So I want to differentiate $f(\beta) = (\vec{y} -X\beta)^T(\vec{y} -X\beta)$ using the product rule. Here:
- $\vec{y}$ is an $n \times 1$ vector
- $X$ is an $ n \times p$ matrix
- $\beta$ is a $p \times 1$ vector
In particular, say I just want to expand the original expression like this: $$f(\beta) = (\vec{y} -X\beta)^T(\vec{y} -X\beta) = (\vec{y}^T -\beta^TX^T)(\vec{y} -X\beta).$$
Then, I want to just apply the product rule $$\frac{\mathrm{d}f(\beta)}{\mathrm{d}\beta} =-X^T(\vec{y} -X\beta) - (\vec{y}^T -\beta^TX^T)X = $$ $$ = -X^T\vec{y} + X^TX\beta-\vec{y}^TX+\beta^TX^TX =$$ $$= -X^T\vec{y}+X^TX\beta-(X^T\vec{y})^T + (X^TX\beta)^T.$$
But this doesn't work because the first two terms have dimensions $p \times 1$, while the last two have dimensions $1 \times p$. I know I should be able to combine the terms, so what exactly goes wrong in a derivation like this.
Note that I don't want to expand the original expression further and then take the derivative; I've seen it done that way, but I really want to figure out why this doesn't work, i.e. what rule I'm missing.
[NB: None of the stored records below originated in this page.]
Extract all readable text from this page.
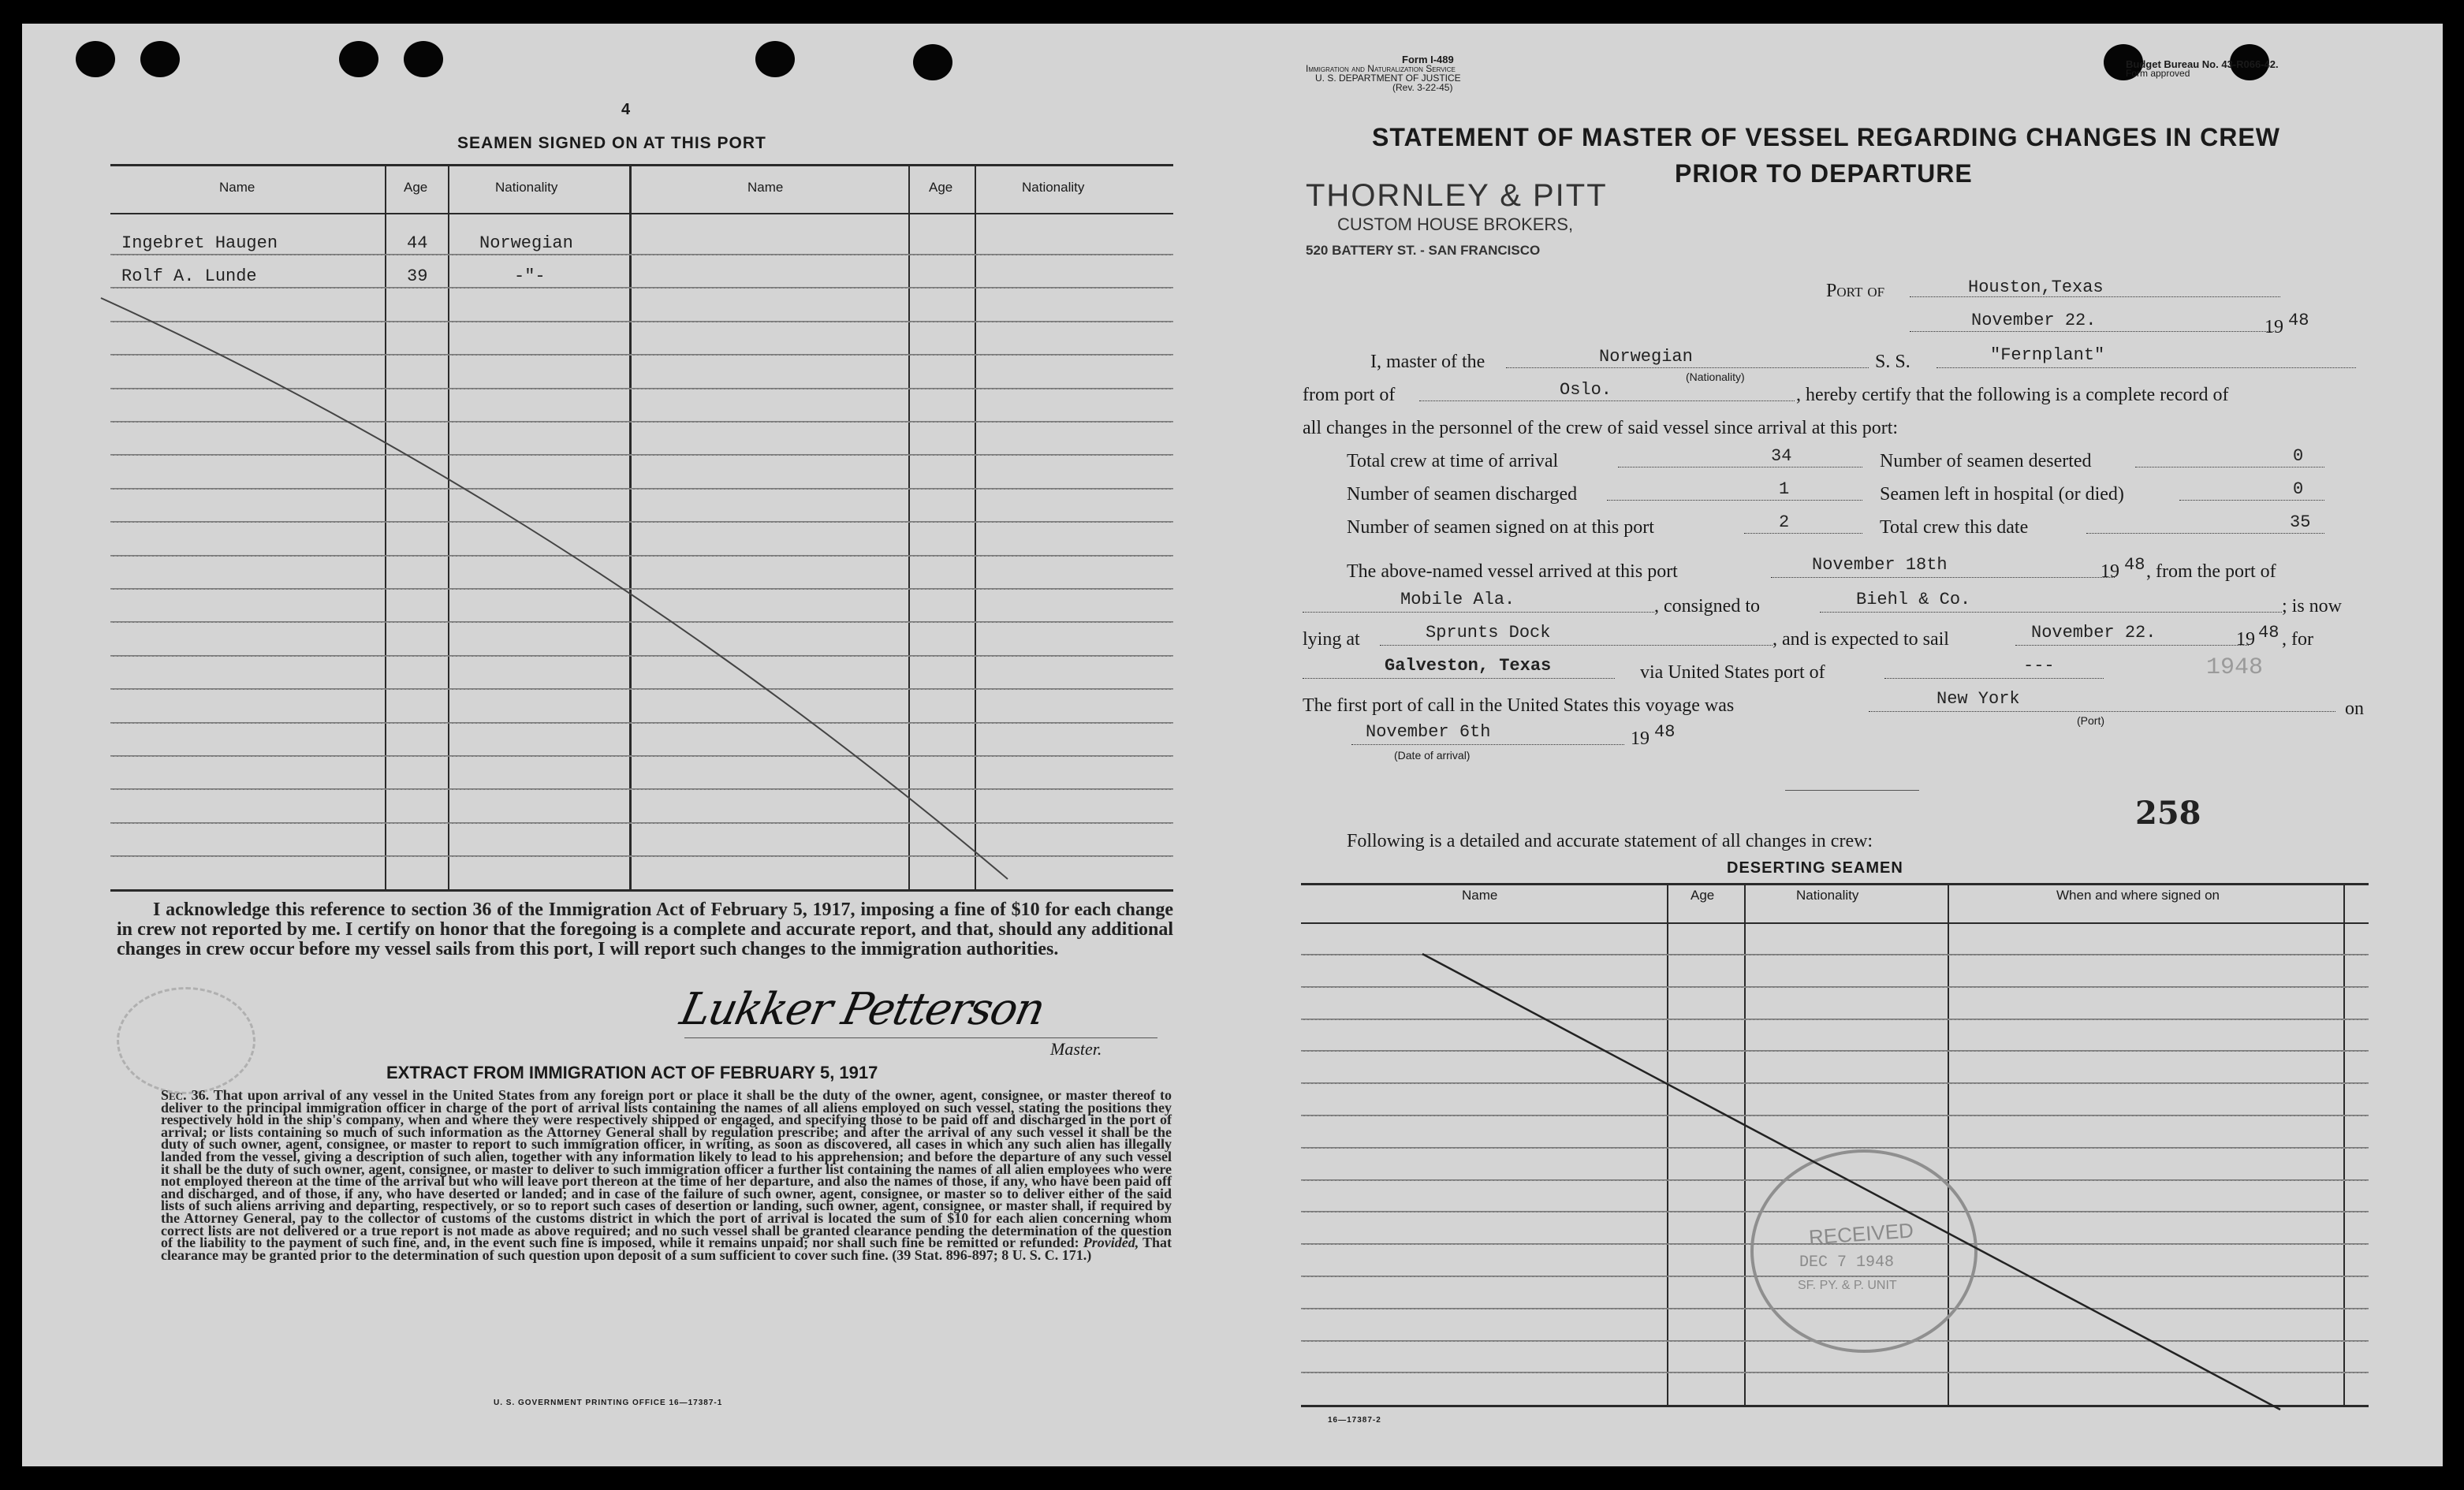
4
SEAMEN SIGNED ON AT THIS PORT
Name	Age	Nationality	Name	Age	Nationality
Ingebret Haugen	44	Norwegian
Rolf A. Lunde	39	-"-
I acknowledge this reference to section 36 of the Immigration Act of February 5, 1917, imposing a fine of $10 for each change in crew not reported by me. I certify on honor that the foregoing is a complete and accurate report, and that, should any additional changes in crew occur before my vessel sails from this port, I will report such changes to the immigration authorities.
Lukker Petterson
Master.
EXTRACT FROM IMMIGRATION ACT OF FEBRUARY 5, 1917
Sec. 36. That upon arrival of any vessel in the United States from any foreign port or place it shall be the duty of the owner, agent, consignee, or master thereof to deliver to the principal immigration officer in charge of the port of arrival lists containing the names of all aliens employed on such vessel, stating the positions they respectively hold in the ship's company, when and where they were respectively shipped or engaged, and specifying those to be paid off and discharged in the port of arrival; or lists containing so much of such information as the Attorney General shall by regulation prescribe; and after the arrival of any such vessel it shall be the duty of such owner, agent, consignee, or master to report to such immigration officer, in writing, as soon as discovered, all cases in which any such alien has illegally landed from the vessel, giving a description of such alien, together with any information likely to lead to his apprehension; and before the departure of any such vessel it shall be the duty of such owner, agent, consignee, or master to deliver to such immigration officer a further list containing the names of all alien employees who were not employed thereon at the time of the arrival but who will leave port thereon at the time of her departure, and also the names of those, if any, who have been paid off and discharged, and of those, if any, who have deserted or landed; and in case of the failure of such owner, agent, consignee, or master so to deliver either of the said lists of such aliens arriving and departing, respectively, or so to report such cases of desertion or landing, such owner, agent, consignee, or master shall, if required by the Attorney General, pay to the collector of customs of the customs district in which the port of arrival is located the sum of $10 for each alien concerning whom correct lists are not delivered or a true report is not made as above required; and no such vessel shall be granted clearance pending the determination of the question of the liability to the payment of such fine, and, in the event such fine is imposed, while it remains unpaid; nor shall such fine be remitted or refunded: Provided, That clearance may be granted prior to the determination of such question upon deposit of a sum sufficient to cover such fine. (39 Stat. 896-897; 8 U. S. C. 171.)
U. S. GOVERNMENT PRINTING OFFICE 16—17387-1
Form I-489
Immigration and Naturalization Service
U. S. DEPARTMENT OF JUSTICE
(Rev. 3-22-45)
Budget Bureau No. 43-R066-42.
Form approved
STATEMENT OF MASTER OF VESSEL REGARDING CHANGES IN CREW
PRIOR TO DEPARTURE
THORNLEY & PITT
CUSTOM HOUSE BROKERS,
520 BATTERY ST. - SAN FRANCISCO
Port of	Houston,Texas
November 22.	19 48
I, master of the	Norwegian
(Nationality)
S. S.	"Fernplant"
from port of	Oslo.	, hereby certify that the following is a complete record of
all changes in the personnel of the crew of said vessel since arrival at this port:
Total crew at time of arrival	34	Number of seamen deserted	0
Number of seamen discharged	1	Seamen left in hospital (or died)	0
Number of seamen signed on at this port	2	Total crew this date	35
The above-named vessel arrived at this port	November 18th	19 48 , from the port of
Mobile Ala.	, consigned to	Biehl & Co.	; is now
lying at	Sprunts Dock	, and is expected to sail	November 22.	19 48 , for
Galveston, Texas	via United States port of	---	1948
The first port of call in the United States this voyage was	New York
(Port)
on
November 6th	19 48
(Date of arrival)
258
Following is a detailed and accurate statement of all changes in crew:
DESERTING SEAMEN
Name	Age	Nationality	When and where signed on
RECEIVED
DEC 7 1948
SF. PY. & P. UNIT
16—17387-2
Also, I know I could just use the chain rule and the fact that $$\frac{\mathrm{d}}{\mathrm{d}x} x^T x = 2x^T,$$ but I still want to figure out why the product rule doesn't work in the naive way I wanted to do it above.
edit: Hmm, is it because the derivative is a function that acts on a vector in this case? So that if we call that vector $\vec{z}$, we would get
$$f'(\beta) \vec{z} = -(X\vec{z})^T(\vec{y} -X\beta) - (\vec{y}^T -\beta^TX^T)(X \vec{z}) = $$ $$ = -\vec{z}^TX^T\vec{y}+\vec{z}^TX^TX\beta-\vec{y}^TX\vec{z} + \beta^TX^TX\vec{z}.$$
But then because these are scalar quantities, we have
$$-\vec{z}^TX^T\vec{y} = (-\vec{z}^TX^T\vec{y})^T = -\vec{y}^TX\vec{z} \text{, and}$$ $$ \vec{z}X^TX\beta = (\vec{z}^TX^TX\beta)^T = \beta^TX^TX\vec{z}.$$
So what I wrote above would be perfectly correct, it's just that I could simplify it further this way by taking into account what the derivative is and how it acts?
Consider a scalar function of two real vectors and calculate its differential. $$\eqalign{ f &= a^Tc \,\,= c^Ta \cr df &= a^Tdc + c^Tda \cr }$$ Now suppose you're told that $c$ is actually a function of $a$, i.e. $\,c=a.$
That's easy enough to handle. $$\eqalign{ df &= 2a^Tda\cr }$$ Now suppose you're told that $a$ itself is a function of $\beta$, i.e. $\,a=(X\beta-y)$
Again, this doesn't change things too much. $$\eqalign{ df &= 2a^TX\,d\beta \cr }$$ Now let's collect terms into a single vector $\,g=2X^Ta,\,$ substitute it into the expression, and isolate the gradient vector. $$\eqalign{ df &= g^Td\beta \cr \frac{\partial f}{\partial\beta} &= g = 2X^T(X\beta-y) \cr\cr }$$ The problem with your approach is that it assumes the existence of a rule $$ \frac{\partial(a^Tc)}{\partial\beta} = \Big(\frac{\partial a}{\partial\beta}\Big)^Tc + a^T\Big(\frac{\partial c}{\partial\beta}\Big) $$ which turns out to be false.
The correct rule is $$ \frac{\partial(a^Tc)}{\partial\beta} = \Big(\frac{\partial a}{\partial\beta}\Big)^Tc + \Big(\frac{\partial c}{\partial\beta}\Big)^Ta $$ or the transpose of this, depending on your preferred layout convention.